The structure of bones is utterly beneficial to humans. While supporting our body it gives protection against significantly high force and pressure. It is also incredibly light (high strength to weight ratio). This is exactly the kind of material that scientists and engineers look for to serve their higher goals like design rockets or armour. So naturally a scientist was bound to look to bones for inspiration sooner or later.
Dr Jens Bauer from the Karlsruhe Institute For Technology in Germany was tired of looking for already high strength to weight ratio materials and decided to use a carbon polymer composite and structure it himself. Artificially structured materials already exist like styrofoam which is closed cell extruded polystyrene. Dr. Bauer used a laser to cure – a process used in chemistry to strengthen and harden materials – the polymer and structure it the way bones are.
A number of different patterns were tried until one that yielded the highest strength to weight ratio was created.
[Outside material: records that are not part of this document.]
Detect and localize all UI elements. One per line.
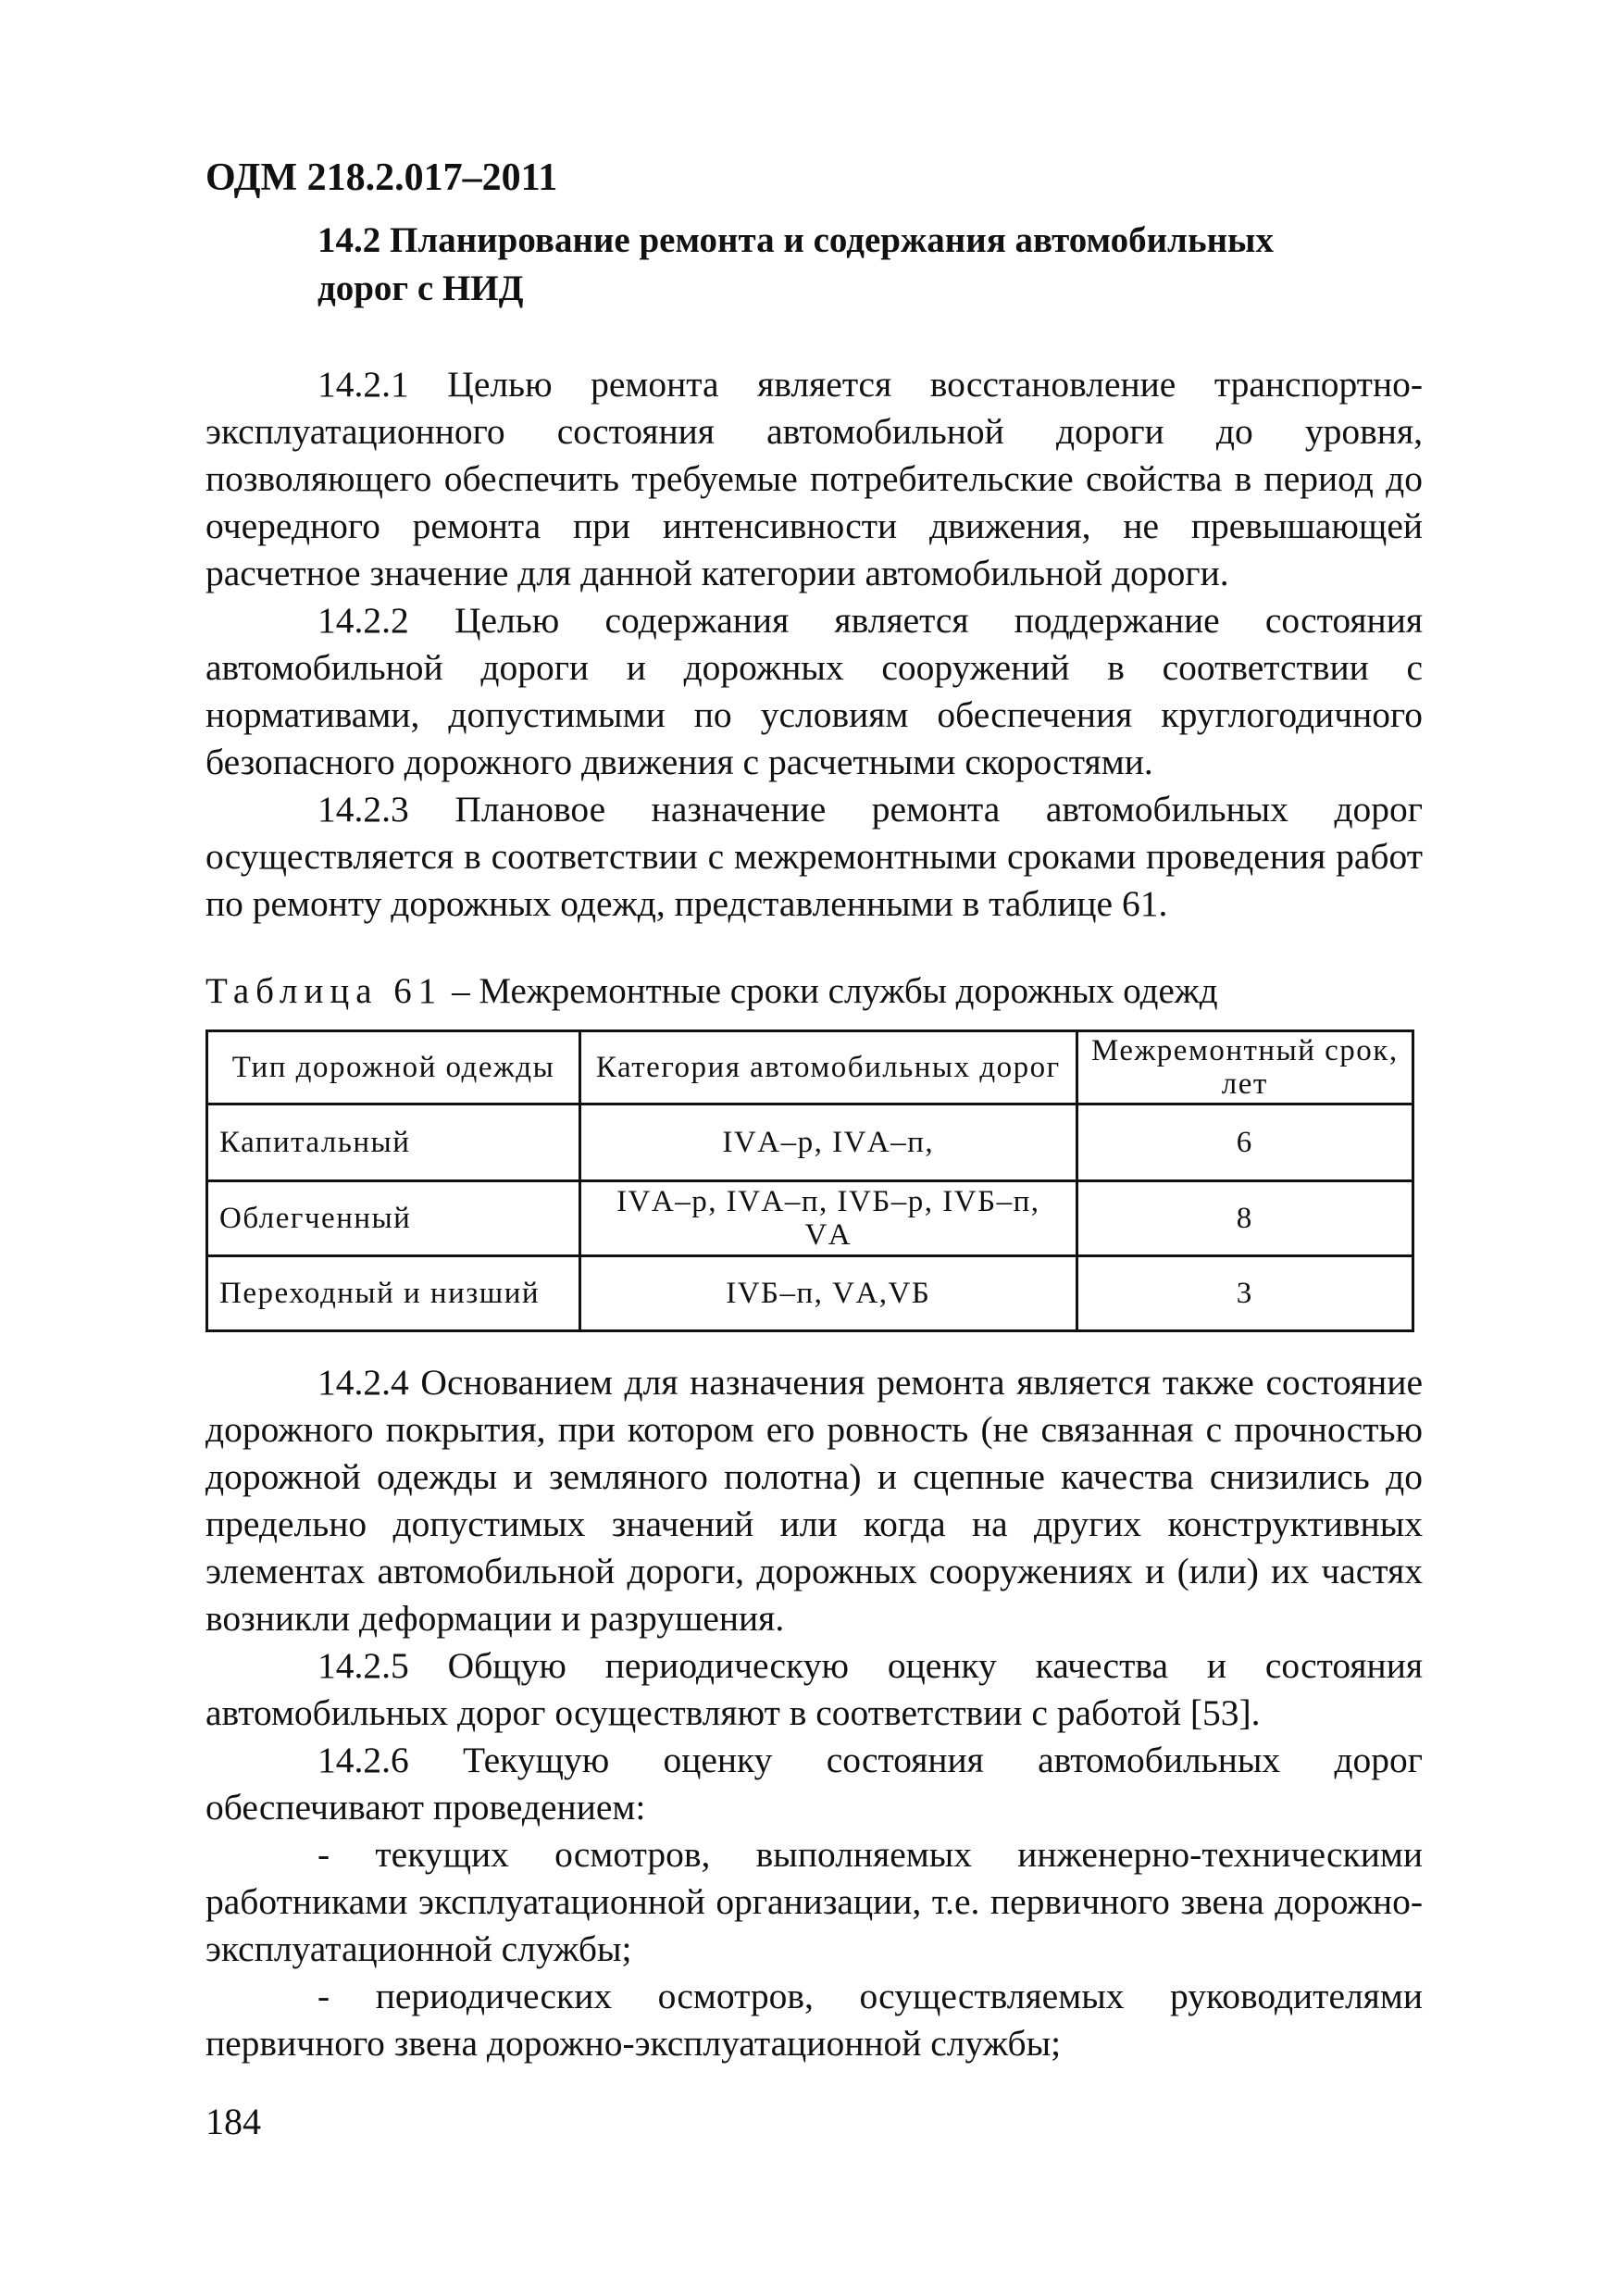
cell-repair-interval: 8 bbox=[1077, 1181, 1413, 1256]
list-item: - периодических осмотров, осуществляемых руководителями первичного звена дорожно-эксплуатационной службы; bbox=[205, 1976, 1423, 2064]
cell-road-category: IVА–р, IVА–п, bbox=[580, 1104, 1077, 1181]
cell-road-category: IVБ–п, VА,VБ bbox=[580, 1256, 1077, 1331]
cell-repair-interval: 3 bbox=[1077, 1256, 1413, 1331]
paragraph-14-2-1: 14.2.1 Целью ремонта является восстановление транспортно-эксплуатационного состояния автомобильной дороги до уровня, позволяющего обеспечить требуемые потребительские свойства в период до очередного ремонта при интенсивности движения, не превышающей расчетное значение для данной категории автомобильной дороги. bbox=[205, 364, 1423, 593]
paragraph-14-2-2: 14.2.2 Целью содержания является поддержание состояния автомобильной дороги и дорожных сооружений в соответствии с нормативами, допустимыми по условиям обеспечения круглогодичного безопасного дорожного движения с расчетными скоростями. bbox=[205, 600, 1423, 782]
cell-repair-interval: 6 bbox=[1077, 1104, 1413, 1181]
table-header-row bbox=[207, 1031, 1413, 1104]
page-number: 184 bbox=[205, 2101, 261, 2142]
table-row bbox=[207, 1181, 1413, 1256]
body-text-after-table bbox=[205, 1359, 1423, 2067]
list-item: - текущих осмотров, выполняемых инженерно-техническими работниками эксплуатационной организации, т.е. первичного звена дорожно-эксплуатационной службы; bbox=[205, 1834, 1423, 1969]
section-title: 14.2 Планирование ремонта и содержания автомобильных дорог с НИД bbox=[317, 220, 1274, 308]
header-pavement-type: Тип дорожной одежды bbox=[207, 1031, 580, 1104]
document-code: ОДМ 218.2.017–2011 bbox=[205, 156, 558, 199]
table-caption bbox=[205, 970, 1218, 1012]
cell-pavement-type: Переходный и низший bbox=[207, 1256, 580, 1331]
header-repair-interval: Межремонтный срок, лет bbox=[1077, 1031, 1413, 1104]
paragraph-14-2-4: 14.2.4 Основанием для назначения ремонта является также состояние дорожного покрытия, при котором его ровность (не связанная с прочностью дорожной одежды и земляного полотна) и сцепные качества снизились до предельно допустимых значений или когда на других конструктивных элементах автомобильной дороги, дорожных сооружениях и (или) их частях возникли деформации и разрушения. bbox=[205, 1362, 1423, 1639]
body-text-before-table bbox=[205, 361, 1423, 928]
header-road-category: Категория автомобильных дорог bbox=[580, 1031, 1077, 1104]
table-row bbox=[207, 1104, 1413, 1181]
paragraph-14-2-6: 14.2.6 Текущую оценку состояния автомобильных дорог обеспечивают проведением: bbox=[205, 1740, 1423, 1828]
cell-road-category: IVА–р, IVА–п, IVБ–р, IVБ–п, VА bbox=[580, 1181, 1077, 1256]
paragraph-14-2-3: 14.2.3 Плановое назначение ремонта автомобильных дорог осуществляется в соответствии с межремонтными сроками проведения работ по ремонту дорожных одежд, представленными в таблице 61. bbox=[205, 789, 1423, 924]
table-caption-text: – Межремонтные сроки службы дорожных одежд bbox=[442, 971, 1218, 1011]
cell-pavement-type: Облегченный bbox=[207, 1181, 580, 1256]
repair-intervals-table bbox=[205, 1029, 1414, 1332]
cell-pavement-type: Капитальный bbox=[207, 1104, 580, 1181]
table-row bbox=[207, 1256, 1413, 1331]
paragraph-14-2-5: 14.2.5 Общую периодическую оценку качества и состояния автомобильных дорог осуществляют в соответствии с работой [53]. bbox=[205, 1645, 1423, 1733]
table-caption-label: Таблица 61 bbox=[205, 971, 443, 1011]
This design will soon be produced by 3D printers that work at the micron level. Current 3D printers are only accurate to the 100 micron level and cannot reach a level of precision to produce a material with a fundamentally altered structure.
Alas the process is far from refined and the product far from perfect. All of the patterns tried either buckled or fractured when pressure was applied. It is only natural though that first attempts are met with failure. Thomas Edison failed innumerable times to get his bulb to work and commented that genius is 1% inspiration and 99% perspiration. We still have a long way to go.